Answer:
The interval for which y is a decreasing function of x is:
[tex](0, 1)[/tex]
Or as an inequality:
[tex]0<x<1[/tex]
Step-by-step explanation:
We are given the equation:
[tex]\displaystyle y=\frac{e^x}{x}\, ,x>0[/tex]
And we want to find the range of values x for which y is a decreasing function of x.
y is decreasing whenever y' is negative. Find y' using the Quotient Rule:
[tex]\displaystyle y'=\frac{(e^x)'(x)-e^x(x)'}{(x)^2}[/tex]
Differentiate:
[tex]\displaystyle y'=\frac{xe^x-e^x}{x^2}[/tex]
y is decreasing whenever y' is negative. Thus:
[tex]\displaystyle 0>\frac{xe^x-e^x}{x^2}[/tex]
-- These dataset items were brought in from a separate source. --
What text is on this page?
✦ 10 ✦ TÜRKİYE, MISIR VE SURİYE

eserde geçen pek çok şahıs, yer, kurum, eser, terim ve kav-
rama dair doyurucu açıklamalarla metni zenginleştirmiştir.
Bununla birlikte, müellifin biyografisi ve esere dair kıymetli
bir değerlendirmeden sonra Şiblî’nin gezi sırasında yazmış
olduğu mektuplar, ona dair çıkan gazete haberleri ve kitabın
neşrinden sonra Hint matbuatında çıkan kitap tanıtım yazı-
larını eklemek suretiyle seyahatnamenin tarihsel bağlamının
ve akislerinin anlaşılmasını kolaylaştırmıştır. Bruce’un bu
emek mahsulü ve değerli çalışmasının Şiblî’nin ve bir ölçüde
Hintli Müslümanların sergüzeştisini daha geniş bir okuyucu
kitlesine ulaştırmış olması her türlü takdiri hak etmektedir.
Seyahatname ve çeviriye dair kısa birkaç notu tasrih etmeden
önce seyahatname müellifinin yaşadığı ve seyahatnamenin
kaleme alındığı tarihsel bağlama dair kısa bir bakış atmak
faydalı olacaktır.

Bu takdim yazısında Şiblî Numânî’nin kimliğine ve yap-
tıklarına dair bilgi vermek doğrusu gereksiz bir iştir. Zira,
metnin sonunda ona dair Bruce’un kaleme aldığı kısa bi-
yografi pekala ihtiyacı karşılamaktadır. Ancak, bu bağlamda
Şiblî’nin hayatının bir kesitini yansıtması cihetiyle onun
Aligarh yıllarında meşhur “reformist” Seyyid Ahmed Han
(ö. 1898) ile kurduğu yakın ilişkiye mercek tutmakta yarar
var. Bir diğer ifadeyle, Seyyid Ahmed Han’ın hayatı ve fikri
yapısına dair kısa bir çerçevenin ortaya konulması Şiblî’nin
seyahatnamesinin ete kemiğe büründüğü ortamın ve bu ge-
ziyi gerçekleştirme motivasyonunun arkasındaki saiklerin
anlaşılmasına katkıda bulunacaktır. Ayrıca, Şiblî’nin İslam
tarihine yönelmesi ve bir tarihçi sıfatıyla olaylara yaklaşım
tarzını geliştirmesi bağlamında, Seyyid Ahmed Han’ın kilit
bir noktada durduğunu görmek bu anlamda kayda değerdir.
Multiply both sides by x². This is always positive so we do not need to change the sign:
[tex]xe^x-e^x<0[/tex]
Factor:
[tex]e^x(x-1)<0[/tex]
eˣ is always positive. So:
[tex]x-1<0[/tex]
Adding one to both sides produces:
[tex]x<1[/tex]
Therefore, y is a decreasing function of x when x is less than one (and greater than 0).
In interval notation:
[tex](0, 1)[/tex]
Or as an inequality:
[tex]0<x<1[/tex]